Akin
Rep. Todd Akin, Republican nominee for senator in Missouri, said in a television interview on Sunday that abortion should not be legal in cases of rape, because victims of "legitimate rape" will very rarely become pregnant. WikiCommons

Do women's uteruses have rape-sensing zygote ejectors? Republican congressman and would-be senator from Missouri Todd Akin suggested as much on Sunday, when he said in a local television news interview that if a woman suffers a "legitimate rape," her body "has ways to try to shut the [pregnancy] down."

Akin's remarks -- made as part of a larger attack on abortion -- immediately drew widespread criticism, mostly for being unsupported by any kind of empirical evidence. There is no solid evidence in medical literature to support the theory that a woman's body has natural defenses against being impregnated by a rapist.

There is, however, much evidence that many rape victims are impregnated by their rapists. In a 1996 paper in the American Journal of Obstetrics and Gynecology, three University of South Carolina researchers surveyed more than 4000 American women and found 34 cases of rape-related pregnancy, leading them to estimate that there are about 32,000 pregnancies from rape each year.

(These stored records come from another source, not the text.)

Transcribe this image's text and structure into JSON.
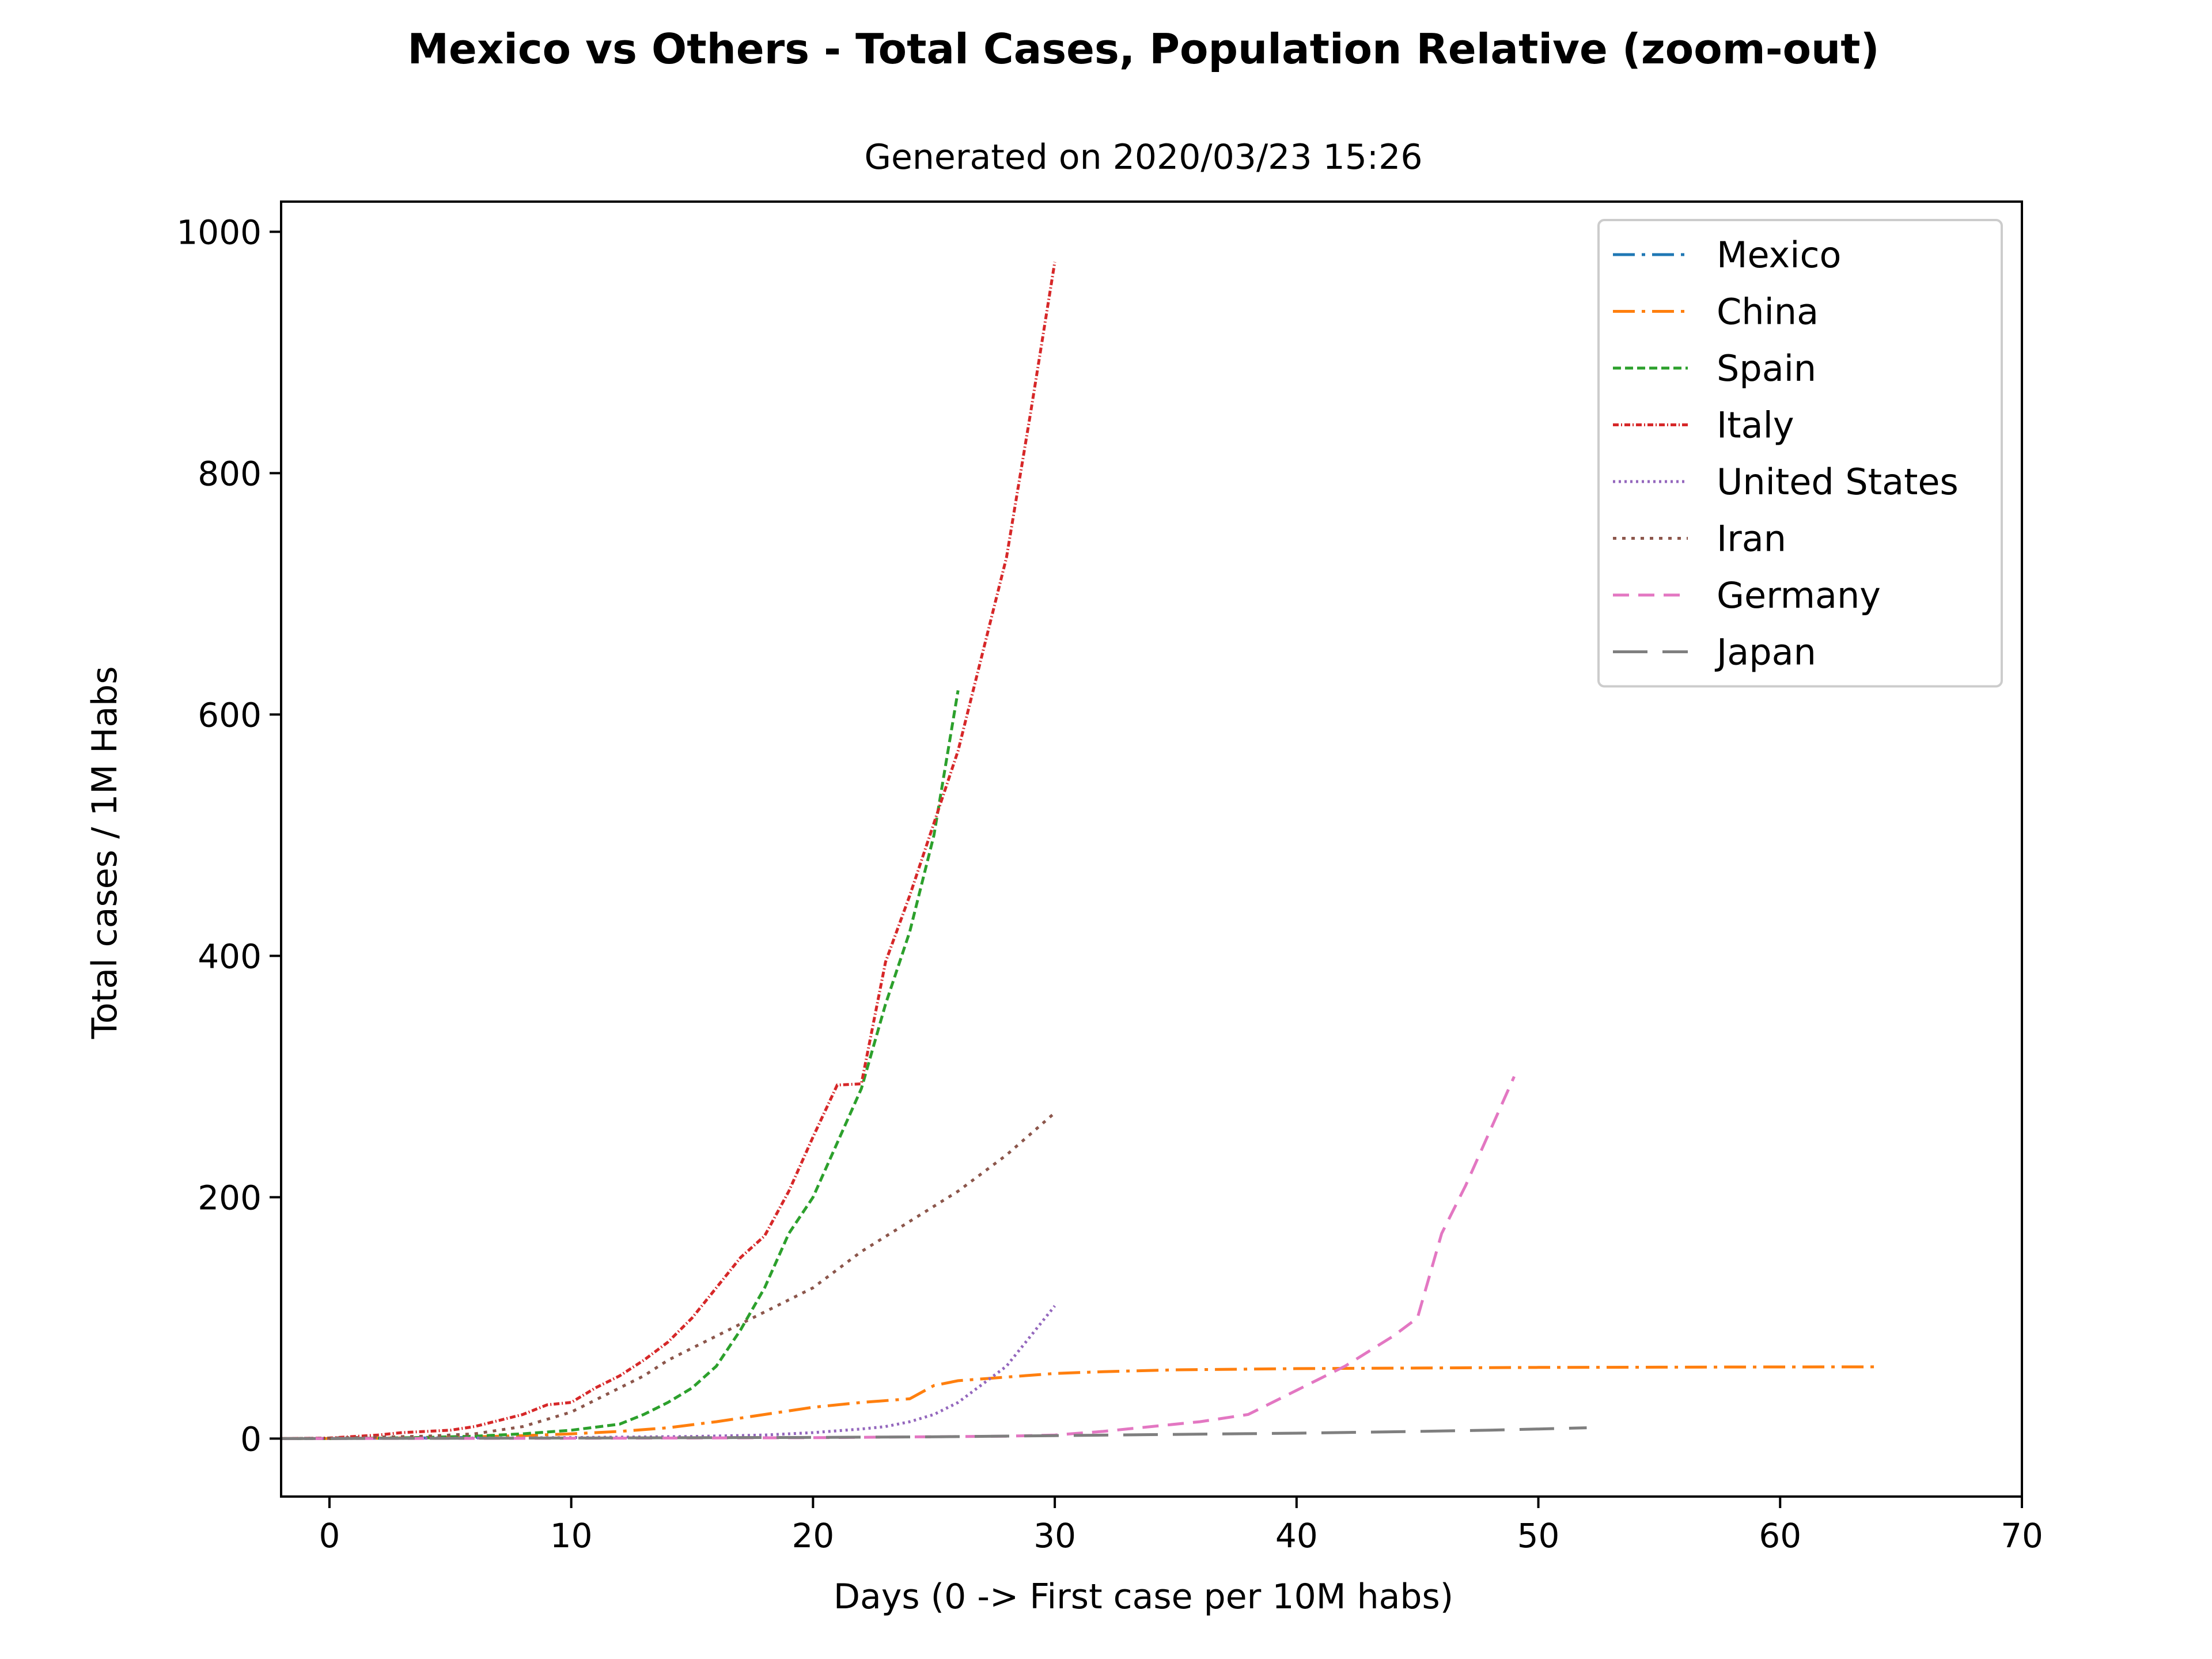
{
  "chart_data": {
    "type": "line",
    "title": "Mexico vs Others - Total Cases, Population Relative (zoom-out)",
    "subtitle": "Generated on 2020/03/23 15:26",
    "xlabel": "Days (0 -> First case per 10M habs)",
    "ylabel": "Total cases / 1M Habs",
    "xlim": [
      -2,
      70
    ],
    "ylim": [
      -48,
      1025
    ],
    "xticks": [
      0,
      10,
      20,
      30,
      40,
      50,
      60,
      70
    ],
    "yticks": [
      0,
      200,
      400,
      600,
      800,
      1000
    ],
    "grid": false,
    "legend_position": "top-right",
    "series": [
      {
        "name": "Mexico",
        "color": "#1f77b4",
        "dash": "dashdot",
        "points": [
          [
            0,
            0.1
          ],
          [
            1,
            0.2
          ],
          [
            2,
            0.3
          ],
          [
            3,
            0.4
          ],
          [
            4,
            0.6
          ],
          [
            5,
            0.8
          ],
          [
            6,
            1.0
          ],
          [
            7,
            1.3
          ]
        ]
      },
      {
        "name": "China",
        "color": "#ff7f0e",
        "dash": "dashdot",
        "points": [
          [
            -2,
            0
          ],
          [
            0,
            0.1
          ],
          [
            2,
            0.4
          ],
          [
            4,
            0.8
          ],
          [
            6,
            1.5
          ],
          [
            8,
            2.5
          ],
          [
            10,
            4
          ],
          [
            12,
            6
          ],
          [
            14,
            9
          ],
          [
            16,
            14
          ],
          [
            18,
            20
          ],
          [
            20,
            26
          ],
          [
            22,
            30
          ],
          [
            24,
            33
          ],
          [
            25,
            44
          ],
          [
            26,
            48
          ],
          [
            28,
            51
          ],
          [
            30,
            54
          ],
          [
            32,
            55.5
          ],
          [
            35,
            57
          ],
          [
            40,
            58
          ],
          [
            45,
            58.5
          ],
          [
            50,
            59
          ],
          [
            55,
            59.2
          ],
          [
            60,
            59.4
          ],
          [
            64,
            59.5
          ]
        ]
      },
      {
        "name": "Spain",
        "color": "#2ca02c",
        "dash": "dashed-fine",
        "points": [
          [
            -2,
            0
          ],
          [
            0,
            0.1
          ],
          [
            2,
            0.4
          ],
          [
            4,
            1
          ],
          [
            6,
            2
          ],
          [
            8,
            4
          ],
          [
            10,
            7
          ],
          [
            12,
            12
          ],
          [
            13,
            20
          ],
          [
            14,
            30
          ],
          [
            15,
            42
          ],
          [
            16,
            60
          ],
          [
            17,
            90
          ],
          [
            18,
            125
          ],
          [
            19,
            170
          ],
          [
            20,
            200
          ],
          [
            21,
            245
          ],
          [
            22,
            290
          ],
          [
            23,
            360
          ],
          [
            24,
            420
          ],
          [
            25,
            500
          ],
          [
            26,
            620
          ]
        ]
      },
      {
        "name": "Italy",
        "color": "#d62728",
        "dash": "dotted-dash",
        "points": [
          [
            -2,
            0
          ],
          [
            0,
            0.5
          ],
          [
            2,
            3
          ],
          [
            3,
            5
          ],
          [
            4,
            6
          ],
          [
            5,
            7
          ],
          [
            6,
            10
          ],
          [
            7,
            15
          ],
          [
            8,
            20
          ],
          [
            9,
            28
          ],
          [
            10,
            30
          ],
          [
            11,
            42
          ],
          [
            12,
            52
          ],
          [
            13,
            65
          ],
          [
            14,
            80
          ],
          [
            15,
            100
          ],
          [
            16,
            125
          ],
          [
            17,
            150
          ],
          [
            18,
            168
          ],
          [
            19,
            205
          ],
          [
            20,
            250
          ],
          [
            21,
            293
          ],
          [
            22,
            294
          ],
          [
            23,
            395
          ],
          [
            24,
            450
          ],
          [
            25,
            510
          ],
          [
            26,
            570
          ],
          [
            27,
            650
          ],
          [
            28,
            730
          ],
          [
            29,
            850
          ],
          [
            30,
            975
          ]
        ]
      },
      {
        "name": "United States",
        "color": "#9467bd",
        "dash": "dotted",
        "points": [
          [
            -2,
            0
          ],
          [
            0,
            0.1
          ],
          [
            5,
            0.4
          ],
          [
            10,
            0.9
          ],
          [
            15,
            1.8
          ],
          [
            18,
            3
          ],
          [
            20,
            5
          ],
          [
            22,
            8
          ],
          [
            23,
            10
          ],
          [
            24,
            14
          ],
          [
            25,
            20
          ],
          [
            26,
            30
          ],
          [
            27,
            45
          ],
          [
            28,
            60
          ],
          [
            29,
            85
          ],
          [
            30,
            110
          ]
        ]
      },
      {
        "name": "Iran",
        "color": "#8c564b",
        "dash": "dotted-wide",
        "points": [
          [
            -2,
            0
          ],
          [
            0,
            0.5
          ],
          [
            4,
            2
          ],
          [
            6,
            4
          ],
          [
            8,
            10
          ],
          [
            9,
            16
          ],
          [
            10,
            22
          ],
          [
            11,
            32
          ],
          [
            12,
            42
          ],
          [
            13,
            52
          ],
          [
            14,
            65
          ],
          [
            15,
            75
          ],
          [
            16,
            85
          ],
          [
            18,
            105
          ],
          [
            20,
            125
          ],
          [
            22,
            155
          ],
          [
            24,
            180
          ],
          [
            26,
            205
          ],
          [
            28,
            235
          ],
          [
            30,
            270
          ]
        ]
      },
      {
        "name": "Germany",
        "color": "#e377c2",
        "dash": "dashed",
        "points": [
          [
            -2,
            0
          ],
          [
            0,
            0.1
          ],
          [
            10,
            0.3
          ],
          [
            20,
            0.8
          ],
          [
            28,
            2
          ],
          [
            30,
            3
          ],
          [
            32,
            6
          ],
          [
            34,
            10
          ],
          [
            36,
            14
          ],
          [
            38,
            20
          ],
          [
            40,
            40
          ],
          [
            42,
            60
          ],
          [
            44,
            85
          ],
          [
            45,
            100
          ],
          [
            46,
            170
          ],
          [
            47,
            210
          ],
          [
            48,
            255
          ],
          [
            49,
            300
          ]
        ]
      },
      {
        "name": "Japan",
        "color": "#7f7f7f",
        "dash": "long-dash",
        "points": [
          [
            -2,
            0
          ],
          [
            0,
            0.1
          ],
          [
            10,
            0.5
          ],
          [
            20,
            1
          ],
          [
            25,
            1.5
          ],
          [
            30,
            2.5
          ],
          [
            35,
            3.5
          ],
          [
            40,
            4.5
          ],
          [
            45,
            6
          ],
          [
            48,
            7
          ],
          [
            50,
            8
          ],
          [
            52,
            9
          ]
        ]
      }
    ]
  }
}
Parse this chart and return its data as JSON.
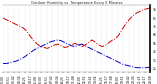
{
  "title": "Outdoor Humidity vs. Temperature Every 5 Minutes",
  "bg_color": "#ffffff",
  "grid_color": "#bbbbbb",
  "temp_color": "#cc0000",
  "hum_color": "#0000cc",
  "ylim": [
    20,
    100
  ],
  "yticks": [
    25,
    35,
    45,
    55,
    65,
    75,
    85,
    95
  ],
  "temp_data": [
    84,
    82,
    80,
    78,
    76,
    74,
    72,
    68,
    62,
    57,
    53,
    50,
    49,
    48,
    50,
    52,
    53,
    51,
    49,
    50,
    52,
    54,
    52,
    50,
    52,
    55,
    58,
    55,
    52,
    50,
    52,
    55,
    58,
    60,
    65,
    72,
    78,
    83,
    87,
    90,
    92,
    94,
    95,
    96
  ],
  "hum_data": [
    30,
    30,
    31,
    32,
    33,
    35,
    37,
    40,
    43,
    46,
    48,
    50,
    52,
    54,
    56,
    57,
    58,
    57,
    55,
    53,
    51,
    50,
    52,
    53,
    51,
    49,
    47,
    45,
    43,
    41,
    39,
    37,
    35,
    33,
    31,
    29,
    28,
    27,
    26,
    25,
    25,
    25,
    25,
    26
  ],
  "n_points": 44,
  "n_xticks": 28,
  "title_fontsize": 2.5,
  "tick_fontsize": 2.2,
  "linewidth": 0.7,
  "right_bar_color": "#000000"
}
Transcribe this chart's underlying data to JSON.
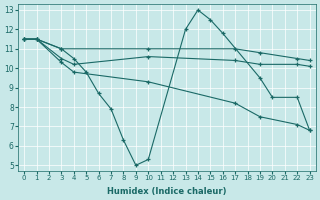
{
  "xlabel": "Humidex (Indice chaleur)",
  "xlim": [
    -0.5,
    23.5
  ],
  "ylim": [
    4.7,
    13.3
  ],
  "yticks": [
    5,
    6,
    7,
    8,
    9,
    10,
    11,
    12,
    13
  ],
  "xticks": [
    0,
    1,
    2,
    3,
    4,
    5,
    6,
    7,
    8,
    9,
    10,
    11,
    12,
    13,
    14,
    15,
    16,
    17,
    18,
    19,
    20,
    21,
    22,
    23
  ],
  "bg_color": "#c8e8e8",
  "line_color": "#1a6966",
  "lines": [
    {
      "x": [
        0,
        1,
        3,
        4,
        5,
        6,
        7,
        8,
        9,
        10,
        13,
        14,
        15,
        16,
        19,
        20,
        22,
        23
      ],
      "y": [
        11.5,
        11.5,
        11.0,
        10.5,
        9.8,
        8.7,
        7.9,
        6.3,
        5.0,
        5.3,
        12.0,
        13.0,
        12.5,
        11.8,
        9.5,
        8.5,
        8.5,
        6.8
      ]
    },
    {
      "x": [
        0,
        1,
        3,
        10,
        17,
        19,
        22,
        23
      ],
      "y": [
        11.5,
        11.5,
        11.0,
        11.0,
        11.0,
        10.8,
        10.5,
        10.4
      ]
    },
    {
      "x": [
        0,
        1,
        3,
        4,
        10,
        17,
        19,
        22,
        23
      ],
      "y": [
        11.5,
        11.5,
        10.5,
        10.2,
        10.6,
        10.4,
        10.2,
        10.2,
        10.1
      ]
    },
    {
      "x": [
        0,
        1,
        3,
        4,
        10,
        17,
        19,
        22,
        23
      ],
      "y": [
        11.5,
        11.5,
        10.3,
        9.8,
        9.3,
        8.2,
        7.5,
        7.1,
        6.8
      ]
    }
  ]
}
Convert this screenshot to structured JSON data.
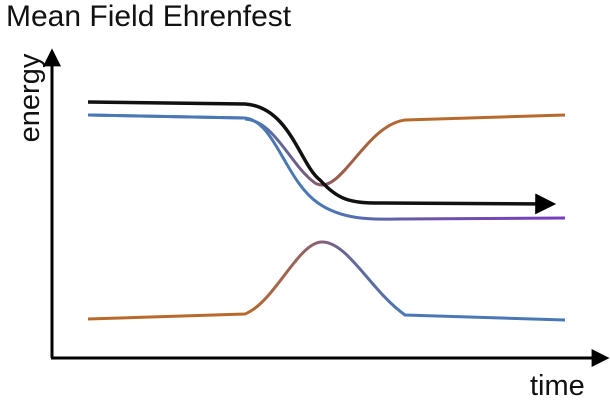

"Rape-related pregnancy occurs with significant frequency," the authors wrote.

A more controversial 2001 paper from St. Lawrence University researchers Jon and Tiffany Gottschall published in the journal Human Nature suggested that rape results in a higher rate of pregnancy than consensual intercourse. The Gottschalls found that the pregnancy rate among agroup of 405 rape victims was 6.4 percent, as compared to a 3.1 percent pregnancy rate for intercourse in the general population.

"Our analysis suggests that per-incident rape-pregnancy rates exceed per-incident consensual pregnancy rates by a sizable margin, even before adjusting for the use of relevant forms of birth control," the Gottschalls wrote.

However, some animals actually do have methods to avoid pregnancy from rape. In their book, "A Natural History of Rape," University of New Mexico biologist Randy Thornhill and University of Colorado anthropologist Craig T. Palmer describe a process known as "ejaculate dumping" in red junglefowl, a kind of Asian pheasant thought to be the wild ancestor of the domestic chicken.

Female red junglefowls prefer to mate with males higher up on the pecking order, so subordinate males often resort to rape. But the female junglefowl can cut her risk of becoming pregnant by her rapist by immediately expelling some of the unwanted semen, according to Thornhill and Palmer.

Sperm dumping has also been observed in fruit flies. Female fruit flies typically mate with more than one male, instigating a sperm competition between her various suitors. Some scientists have theorized that a male's ejaculate can incapacitate rival sperm, but it's difficult to imagine how such a mechanism would avoid damaging the user's sperm as well.

Two University of Sheffield researchers dismissed the idea that a male's sperm can directly take out the competition, saying in a 2004 Nature paper that female fruit flies eject stored sperm from a first mating after taking on a new lover.

So sperm dumping does happen on occasion in nature, but there's little evidence to suggest that human women have the same defense mechanisms as a red junglefowl.

Akin, for his part, has backed down from his remarks, saying that he "misspoke."